How family trusts and SMSFs work together
Family trusts have come back onto the radar of SMSFs following the recent budget announcements that limit the amount of money that can be contributed to a super fund and still receive preferential tax treatment.
Should the Senate approve the changes, from 1 July 2017 SMSF members will only be able to contribute $1.6 million to their super fund and benefit from the super system’s tax breaks, including the tax-free status of investments in an SMSF once it is in the pension phase.
Pete Pennicott, a principal and financial adviser with financial advice firm Pekada, says family trusts have been on clients’ radars ever since the budget announcements.
“Clients and our accounting partners have realised that once they can no longer contribute to super they need to be looking at another tax-effective structure. Superannuation is obviously where we'd like to hold most of clients’ assets especially as they approach preservation age. But if we can't use that, the benefits and flexibility of a family trust are good from a tax-management perspective,” says Pennicott.
How to decide upon a family trust
"It's not for everyone, but for the right client, it can mean we can create another tax-friendly environment in which to hold investments outside superannuation,” he explains.
He says this is far from a one-size-fits-all strategy. It's a case-by-case basis. It’s important to look at the costs and benefits of establishing and maintaining the structure. To justify a family trust structure, the portfolio needs to be of a reasonable size, taking into account the client’s marginal tax rate. It can be effective when there is a family group including parents, children, and other closely-related parties.
“So for example, if there are children who are studying for a masters degree but not really earning a big income, or earning at all, it’s possible to allocate $20,000 to them tax free. The broader the group the bigger the benefit,” says Pennicott.
Often family trusts work in combination with SMSFs. In this situation the SMSF will generally generate the minimum pension amount, which is in excess of their living expenses. So each year when the fund pays its annual pension payment in June, and the fund members receive a cash payment in their personal names, it’s important to be smart about what to do with these funds.

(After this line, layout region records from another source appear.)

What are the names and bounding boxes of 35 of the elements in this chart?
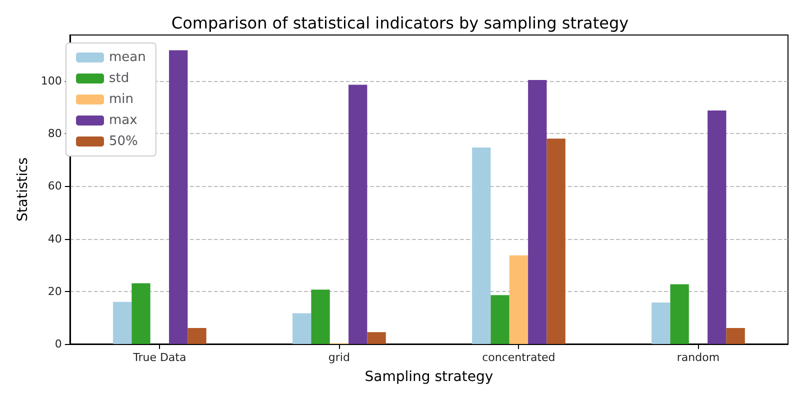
y-tick-label: 20 bbox=[48, 284, 62, 298]
bar bbox=[652, 302, 670, 344]
x-tick-label: grid bbox=[328, 351, 350, 364]
bar bbox=[490, 295, 510, 344]
chart-title: Comparison of statistical indicators by sampling strategy bbox=[171, 14, 629, 32]
bar bbox=[528, 80, 547, 344]
bar bbox=[509, 255, 528, 344]
legend-label: mean bbox=[109, 50, 146, 65]
bar bbox=[132, 283, 150, 344]
bar bbox=[367, 332, 386, 344]
y-tick-label: 100 bbox=[40, 74, 62, 88]
y-tick-label: 80 bbox=[48, 127, 62, 140]
x-tick-label: random bbox=[676, 351, 720, 364]
legend-label: max bbox=[109, 113, 138, 128]
bar bbox=[348, 84, 368, 344]
legend-label: std bbox=[109, 71, 130, 86]
bar bbox=[188, 328, 206, 344]
x-tick-label: True Data bbox=[132, 351, 186, 364]
legend-label: 50% bbox=[109, 134, 138, 149]
bar bbox=[546, 138, 566, 344]
x-tick-label: concentrated bbox=[482, 351, 556, 364]
x-axis-title: Sampling strategy bbox=[364, 369, 494, 385]
bar bbox=[112, 302, 132, 344]
bar bbox=[292, 313, 312, 344]
legend-label: min bbox=[109, 92, 134, 107]
y-tick-label: 40 bbox=[48, 232, 62, 246]
y-axis-title: Statistics bbox=[15, 158, 31, 222]
y-tick-label: 0 bbox=[54, 338, 62, 350]
y-tick-label: 60 bbox=[48, 180, 62, 193]
bar bbox=[168, 50, 188, 344]
bar bbox=[670, 284, 689, 344]
bar bbox=[472, 148, 491, 344]
bar bbox=[726, 328, 745, 344]
bar bbox=[311, 290, 330, 344]
bar bbox=[708, 110, 726, 344]
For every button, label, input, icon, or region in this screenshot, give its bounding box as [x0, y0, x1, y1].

Says Pennicott: “We don't want the money sitting idly doing nothing.”
For these clients, a family trust can make sense, as it’s a structure outside the super system where they can build wealth.
Given the tax benefits of the super system, it’s not often that it makes good financial sense to use a family trust structure over an SMSF, unless the client is a long way from preservation age.
“The one time we would use a family trust over an SMSF is where the client is younger. We might have a 40-year-old who is very concerned about the constant changes when it comes to super, especially with regards to the preservation age, there's a lack of certainty around when they can access their money. Our younger clients want flexibility and certainty of knowing they can access their investments if they need to,” says Pennicott.
These clients generally have a substantial amount of money, want to build their assets and want to know they can access their funds if they need to. “A lot can happen between 40 and preservation age. They're the clients for whom we would consider a family trust over an SMSF,” he adds.
Nevertheless, building wealth in the super system remains the preferred approach given the tax benefits.
“Superannuation is the best tax environment in which to hold your assets, especially once you're getting near, or are at, preservation age. That's why there are so many restrictions and caps in the super system, and there's so much discussion about super: because it remains the best tax environment in which to grow your assets,” says Pennicott.
“For those clients who are getting to the point where they might hit the proposed $1.6 million pension limit and they are accumulating too much within super, decisions need to be made. Assets must be allocated appropriately to another structure that works, and sometimes that structure will be a family trust,” he adds.